This is what we do with RLIMIT_NOFILEā€”it is still 1024 on many systems to prevent issues with the select function and the default FD_SETSIZE value.  Unfortunately, it is somewhat more restrictive.
Comment 5 Florian Weimer 2015-05-18 19:14:54 UTC
Created attachment 8322 [details]
Test case which reflects the truncation assumption (does not currently work)
Comment 6 Carlos O'Donell 2015-05-20 02:54:31 UTC
(In reply to Florian Weimer from comment #2)
> Maybe addressing this should also fix this design issue with the cpu_set_t
> functions:
> 
> CPU_ALLOC returns a set which is capable of storing more CPUs than the user
> requested because the request is rounded up to the next multiple of sizeof
> (long) * CHAR_BIT CPUs.  This is reflected in the return value of
> CPU_ALLOC_SIZE.  As a result, the sched_getaffinity call in
> 
>   set = CPU_ALLOC (count);
>   sched_getaffinity (0, CPU_ALLOC_SIZE (count), set);
> 
> can succeed even if count is smaller than the maximum number of relevant
> CPUs.  This defeats the purpose of the EINVAL error return code in case the
> specified CPU set is not large enough.

Agreed. That is a flaw. The allocation should certainly be large enough to hold all possible CPUs ever (nr_cpumask_bits in kernel speak).

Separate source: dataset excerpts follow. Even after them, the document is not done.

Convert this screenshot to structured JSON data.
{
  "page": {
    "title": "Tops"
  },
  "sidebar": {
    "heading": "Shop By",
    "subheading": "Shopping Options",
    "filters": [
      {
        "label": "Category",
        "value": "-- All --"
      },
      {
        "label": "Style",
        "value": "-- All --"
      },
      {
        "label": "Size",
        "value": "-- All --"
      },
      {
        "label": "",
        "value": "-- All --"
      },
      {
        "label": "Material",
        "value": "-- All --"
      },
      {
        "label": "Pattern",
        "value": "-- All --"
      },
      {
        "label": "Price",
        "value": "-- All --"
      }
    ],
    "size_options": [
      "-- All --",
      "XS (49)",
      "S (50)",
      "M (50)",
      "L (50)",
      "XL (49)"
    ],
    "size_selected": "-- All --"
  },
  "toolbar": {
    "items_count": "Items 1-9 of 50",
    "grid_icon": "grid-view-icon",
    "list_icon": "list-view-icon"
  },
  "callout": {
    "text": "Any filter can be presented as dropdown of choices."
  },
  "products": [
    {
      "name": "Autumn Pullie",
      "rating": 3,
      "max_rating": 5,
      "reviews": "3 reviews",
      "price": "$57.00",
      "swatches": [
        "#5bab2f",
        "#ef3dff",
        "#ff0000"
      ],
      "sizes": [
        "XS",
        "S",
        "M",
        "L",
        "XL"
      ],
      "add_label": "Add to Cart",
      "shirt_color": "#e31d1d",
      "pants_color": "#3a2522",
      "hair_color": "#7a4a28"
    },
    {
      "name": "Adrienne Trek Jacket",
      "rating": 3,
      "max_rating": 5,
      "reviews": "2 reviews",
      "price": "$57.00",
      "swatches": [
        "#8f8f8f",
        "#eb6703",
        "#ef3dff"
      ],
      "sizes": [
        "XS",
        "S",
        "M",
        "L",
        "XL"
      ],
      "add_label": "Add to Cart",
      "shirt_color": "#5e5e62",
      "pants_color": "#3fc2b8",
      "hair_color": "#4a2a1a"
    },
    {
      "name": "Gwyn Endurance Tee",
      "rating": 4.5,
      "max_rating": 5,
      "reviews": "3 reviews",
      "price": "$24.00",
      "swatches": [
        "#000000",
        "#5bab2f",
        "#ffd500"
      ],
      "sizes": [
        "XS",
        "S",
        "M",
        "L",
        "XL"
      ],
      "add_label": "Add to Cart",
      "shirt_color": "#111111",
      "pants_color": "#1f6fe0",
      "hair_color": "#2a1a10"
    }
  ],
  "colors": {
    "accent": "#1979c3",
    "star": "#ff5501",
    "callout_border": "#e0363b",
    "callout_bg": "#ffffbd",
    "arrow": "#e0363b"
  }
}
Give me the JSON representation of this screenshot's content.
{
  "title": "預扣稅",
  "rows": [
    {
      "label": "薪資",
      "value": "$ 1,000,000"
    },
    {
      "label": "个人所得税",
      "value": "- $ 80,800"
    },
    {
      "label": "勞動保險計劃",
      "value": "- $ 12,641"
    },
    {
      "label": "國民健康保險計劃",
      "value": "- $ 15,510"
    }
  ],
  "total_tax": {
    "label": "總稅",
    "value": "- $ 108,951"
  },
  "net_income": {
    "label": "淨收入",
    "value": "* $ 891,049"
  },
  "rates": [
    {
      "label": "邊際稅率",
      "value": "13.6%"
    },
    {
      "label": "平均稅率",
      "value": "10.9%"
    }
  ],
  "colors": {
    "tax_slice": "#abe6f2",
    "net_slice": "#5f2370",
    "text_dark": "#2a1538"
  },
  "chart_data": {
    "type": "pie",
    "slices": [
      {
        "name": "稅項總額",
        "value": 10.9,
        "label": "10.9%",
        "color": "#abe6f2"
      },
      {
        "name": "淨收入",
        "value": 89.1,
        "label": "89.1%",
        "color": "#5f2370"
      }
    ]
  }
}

(In reply to Florian Weimer from comment #3)
> Additional details:
> 
> Sadly, sysconf(_SC_PROCESSORS_ONLN) not the number of CPUs which is relevant
> to the sched_getaffinity system call.  I have system which reports
> _NPROCESSORS_ONLN and _NPROCESSORS_CONF as 40 (and /proc/cpuinfo and
> /proc/stat match that), yet calling sched_getaffinity with small arguments
> fails:
> 
> [pid  3420] sched_getaffinity(0, 8, 0x146b010) = -1 EINVAL (Invalid argument)
> [pid  3420] sched_getaffinity(0, 16, 0x146b010) = -1 EINVAL (Invalid
> argument)
> [pid  3420] sched_getaffinity(0, 32, {ffffffffff, 0, 0, 0}) = 32
> 
> The kernel seems to operate with a nr_cpu_ids value of 240:
> 
> kernel: setup_percpu: NR_CPUS:5120 nr_cpumask_bits:240 nr_cpu_ids:240
> nr_node_ids:2
> kernel:         RCU restricting CPUs from NR_CPUS=5120 to nr_cpu_ids=240.
> 
> nr_cpu_ids is not directly exposed to user space, I think, so the EINVAL
> behavior is pretty much required.

It is not. We need to get access to nr_cpumask_bits, and likely the only way to do that is read it from proc like some of the code does today.

See this thread:
https://sourceware.org/ml/libc-alpha/2013-07/msg00288.html
Comment 7 Florian Weimer 2016-02-04 14:39:47 UTC
What is the actual problem that we are trying to fix?

We could make sched_getaffinity succeed if the affinity mask contains only zero bits outside the mask buffer supplied by the application.  But then, the only way to run an application which specifies too small a set would require preventing the application from running on those extra CPUs.  This could leave parts of the machine unused.

We cannot drop discard set bits because some concurrent algorithms need to know on which CPUs they can run.

I do not want to introduce a CPU number offset in user space (which could be used to run multiple small-affinity-set applications on all CPUs).  This is probably something for the kernel.  Container/namespace support for affinity masks may even make sense for other reasons.
Comment 8 Carlos O'Donell 2016-08-09 15:12:53 UTC
(In reply to Florian Weimer from comment #7)
> What is the actual problem that we are trying to fix?

Applications using a fixed cpu_set_t on a machine with more than 1024 CPUs should always just work, but it doesn't.
 
> We could make sched_getaffinity succeed if the affinity mask contains only
> zero bits outside the mask buffer supplied by the application.  But then,
> the only way to run an application which specifies too small a set would
> require preventing the application from running on those extra CPUs.  This
> could leave parts of the machine unused.

This is a fine compromise.

The application was not designed to run on those CPUs anyway and need to be rewritten. The point is to allow such binaries to continue to run. Otherwise this is the equivalent of having broken compatibility.

> We cannot drop discard set bits because some concurrent algorithms need to
> know on which CPUs they can run.

Agreed. We can continue to return EINVAL in this case.

> I do not want to introduce a CPU number offset in user space (which could be
> used to run multiple small-affinity-set applications on all CPUs).  This is
> probably something for the kernel.  Container/namespace support for affinity
> masks may even make sense for other reasons.

I think with the above changes we could make this work.
Comment 9 Florian Weimer 2016-08-09 15:19:18 UTC
CPU ID translation should be performed by the kernel.  I filed:

  https://bugzilla.kernel.org/show_bug.cgi?id=151821